Late to this thread but DP is a SAHD.

We found ourselves in this situation out of necessity but DP has always wanted to do it, even pre-baby. I was such a workaholic I had always joked I wouldn't mind the pregnancy bit if he let me go back to work. In the event it was much harder to leave DS behind (from 6 months) but it's working out OK.

DP is now looking for PT work after 8 months on the job - he's a bit bored and finds not contributing to the pot pretty tough, especially as we're constantly skint. DS can also be a bloody test DS would go to a childminder, which I would be fine with as he doesn't get to socialise at all just now - bit early to worry about it but DP doesn't do toddler groups at all.

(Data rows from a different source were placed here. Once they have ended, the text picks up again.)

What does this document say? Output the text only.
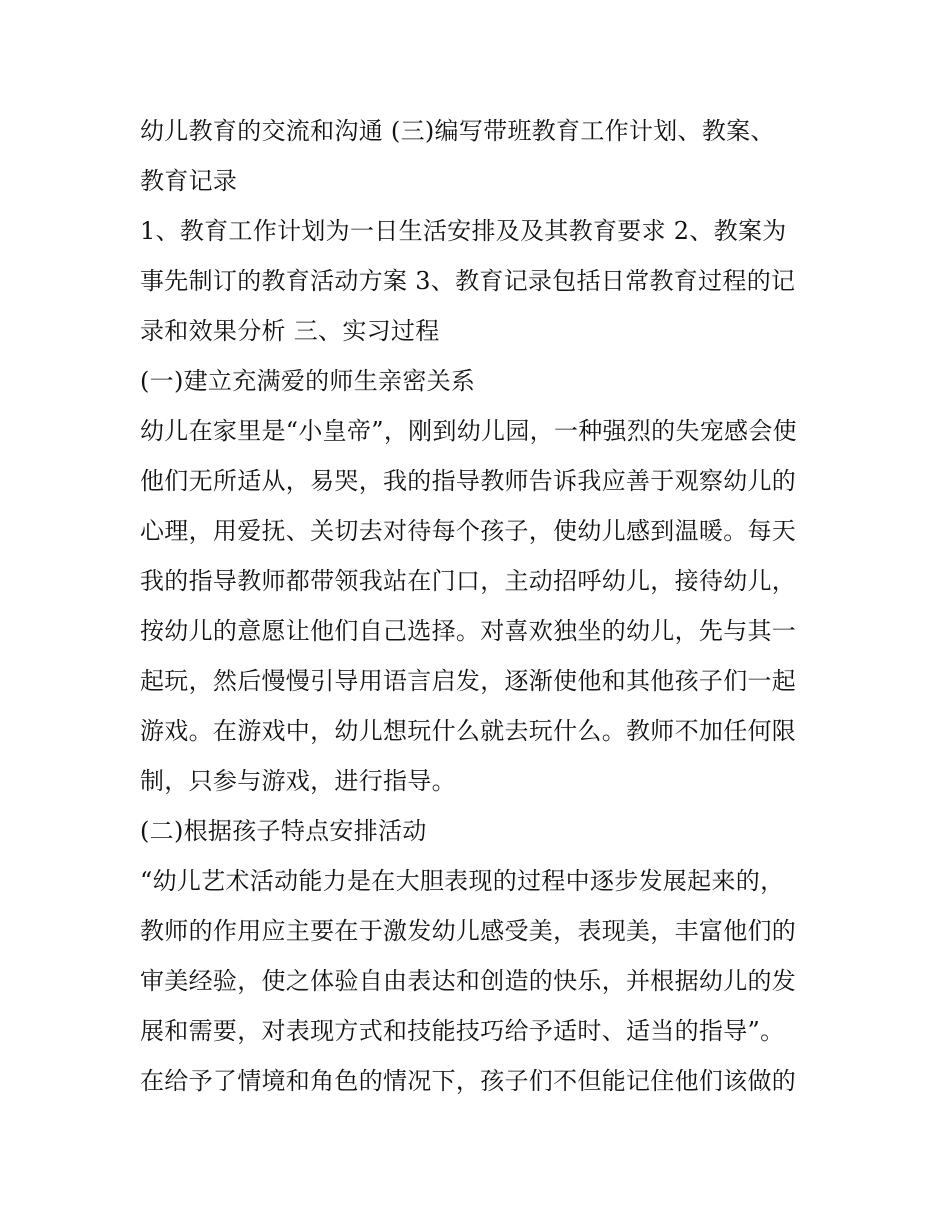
幼儿教育的交流和沟通 (三)编写带班教育工作计划、教案、
教育记录
1、教育工作计划为一日生活安排及及其教育要求 2、教案为
事先制订的教育活动方案 3、教育记录包括日常教育过程的记
录和效果分析 三、实习过程
(一)建立充满爱的师生亲密关系
幼儿在家里是“小皇帝”，刚到幼儿园，一种强烈的失宠感会使
他们无所适从，易哭，我的指导教师告诉我应善于观察幼儿的
心理，用爱抚、关切去对待每个孩子，使幼儿感到温暖。每天
我的指导教师都带领我站在门口，主动招呼幼儿，接待幼儿，
按幼儿的意愿让他们自己选择。对喜欢独坐的幼儿，先与其一
起玩，然后慢慢引导用语言启发，逐渐使他和其他孩子们一起
游戏。在游戏中，幼儿想玩什么就去玩什么。教师不加任何限
制，只参与游戏，进行指导。
(二)根据孩子特点安排活动
“幼儿艺术活动能力是在大胆表现的过程中逐步发展起来的，
教师的作用应主要在于激发幼儿感受美，表现美，丰富他们的
审美经验，使之体验自由表达和创造的快乐，并根据幼儿的发
展和需要，对表现方式和技能技巧给予适时、适当的指导”。
在给予了情境和角色的情况下，孩子们不但能记住他们该做的
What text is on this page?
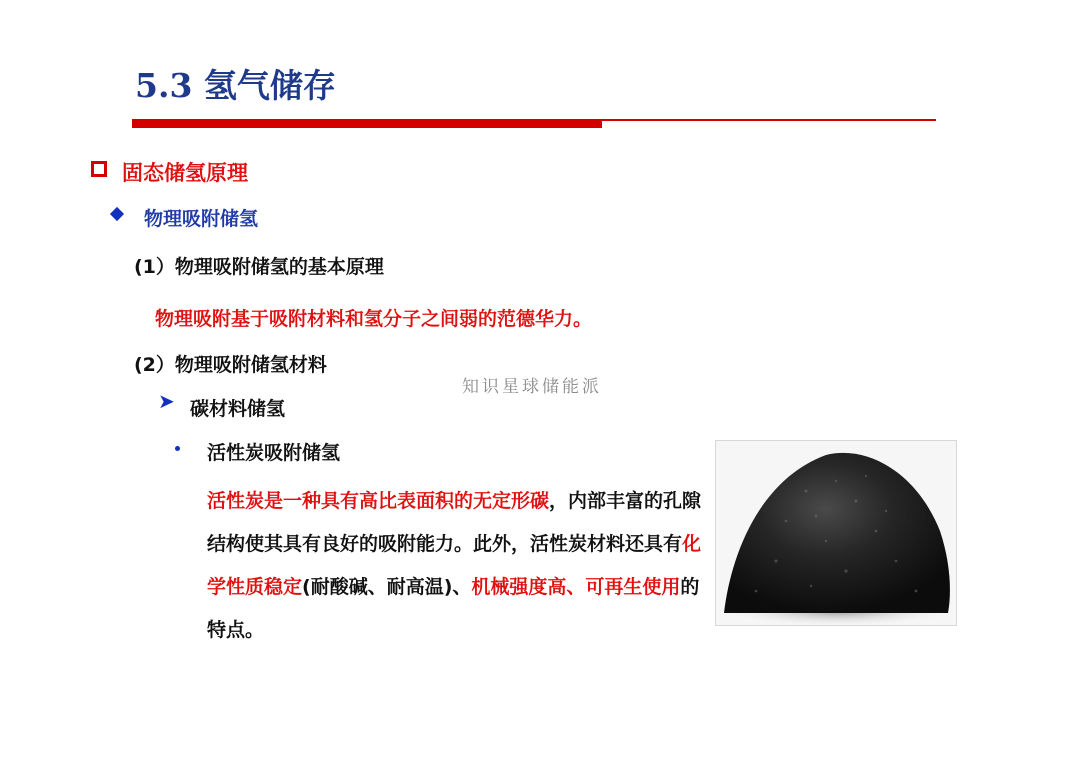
5.3 氢气储存
固态储氢原理
物理吸附储氢
(1）物理吸附储氢的基本原理
物理吸附基于吸附材料和氢分子之间弱的范德华力。
(2）物理吸附储氢材料
知识星球储能派
➤ 碳材料储氢
活性炭吸附储氢
活性炭是一种具有高比表面积的无定形碳，内部丰富的孔隙结构使其具有良好的吸附能力。此外，活性炭材料还具有化学性质稳定(耐酸碱、耐高温)、机械强度高、可再生使用的特点。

Housework wise neither of us are exactly pernickety - but I suspect a little less by way of cleaning and general stuff gets done than would do if I was home. For example, it would rarely cross DP's mind to clean the bathroom, and if it did it wouldn't be to my standards. So often things get really messy. But he manages to cook most nights, and I have always said I'd rather come home to a wrecked house and no food than a miserable child.

TBH I think we'd both be happier if we could work PT and share childcare, but it isn't easy to work arrangements like this. I am really anjoying work, although it is hard to feel so torn between committments.

My only warning would be that if you have even the slightest control-freak tendencies you will have to learn hard and fast to curb them. We have argued a lot this year. We're getting there though (through the power of suggestion and some resignation ).

If he's been made redundant, you don't really have anything to lose, do you? have a go - if it doesn't work then you can always have a rethink.

mybabywakesupsinging · 17/10/2008 01:48

We do this.
Good things: DH is very close to our boys, knows them well, had good "reason" to leave job he was fed up with and looks forward to doing some (poss. voluntary) work when they go to school.
Bad things: I have my own self-imposed guilt issues so I never go out. I do not ask for any time "off" at the w/e because I feel I need/ought to be with DCs. DH, on the other hand, needs/gets time off. i study at night when they are all asleep...and I look after them if they wake up. Also DH is more socially isolated than a SAHM mum I think.

DH is completely chilled about the "status" thing of working. We had to work out the housework thing as I thought it was rude and patronising to tell him what needed doing; he thought there was nothing to do unless told...but OK now.